Remo

Remo is a unique conferencing application which allows users to meet in a virtual space. Meetings can be retreats, team building exercises, professional panels, or just simply a virtual office space for remote teams. It is able to handle events up to a thousand users in a single space.

Tools used

  • React
  • GraphQL
  • Node.js
  • Typescript
  • Postgres / MongoDB

Role

At Remo I worked in a variety of roles. I was assigned front-end, back-end, and some dev ops tasks.


Shuffle

The shuffle feature of Remo places each user at a different table. It's a well used feature for mixers.

I rewrote the feature to be up to 20 times faster than our previous implementation. I also added the ability for users to choose how many users per table the algorithm would favor.

Shuffling users in an assortment of tables of varying sizes is an np-hard problem. The solution took the implementation of a greedy algorithm that used the heuristic of the desired amount of users per table. By adding a single user to a table in steps that yielded the best assortment it would find a close to optimum solution.

Audio / Video

I migrated all of our video components to a new provider. Along with the video migration I rewrote the existing UI layer that rendered all video components.

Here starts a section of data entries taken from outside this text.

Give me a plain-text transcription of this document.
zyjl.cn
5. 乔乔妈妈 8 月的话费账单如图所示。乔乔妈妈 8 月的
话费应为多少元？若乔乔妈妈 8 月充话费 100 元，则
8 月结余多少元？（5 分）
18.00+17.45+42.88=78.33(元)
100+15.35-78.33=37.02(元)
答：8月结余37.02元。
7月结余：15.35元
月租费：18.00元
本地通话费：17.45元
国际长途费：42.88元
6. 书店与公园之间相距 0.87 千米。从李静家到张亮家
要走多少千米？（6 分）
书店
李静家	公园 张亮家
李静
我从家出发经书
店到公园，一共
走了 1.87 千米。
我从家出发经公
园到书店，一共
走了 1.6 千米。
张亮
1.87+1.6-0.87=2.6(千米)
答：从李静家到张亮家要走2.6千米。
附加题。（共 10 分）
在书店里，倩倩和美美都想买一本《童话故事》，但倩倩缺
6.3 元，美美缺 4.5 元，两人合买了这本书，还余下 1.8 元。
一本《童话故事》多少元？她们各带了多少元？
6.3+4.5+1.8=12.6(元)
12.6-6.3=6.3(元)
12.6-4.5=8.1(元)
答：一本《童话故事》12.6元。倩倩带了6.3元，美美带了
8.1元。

This migration reduced the amount of code of audio and video related components by a third and reduced the cost of our AV provider by half.

I also wrote the React layer for the background blur and background image replacement for videos.

Mobile performance

I worked on the the layout of Remo to ensure that key components were responsive. I removed mobile specific components and made their desktop counterparts responsive. I made fluid layouts with grid and used feature detection to remove components based on browser support. Opting to make responsive components essentially allowed us to maintain one version of a feature rather than two.

Core UI

I wrote core front-end components that were used all across the app. These components were all unit and snapshot tested and documented in Storybook.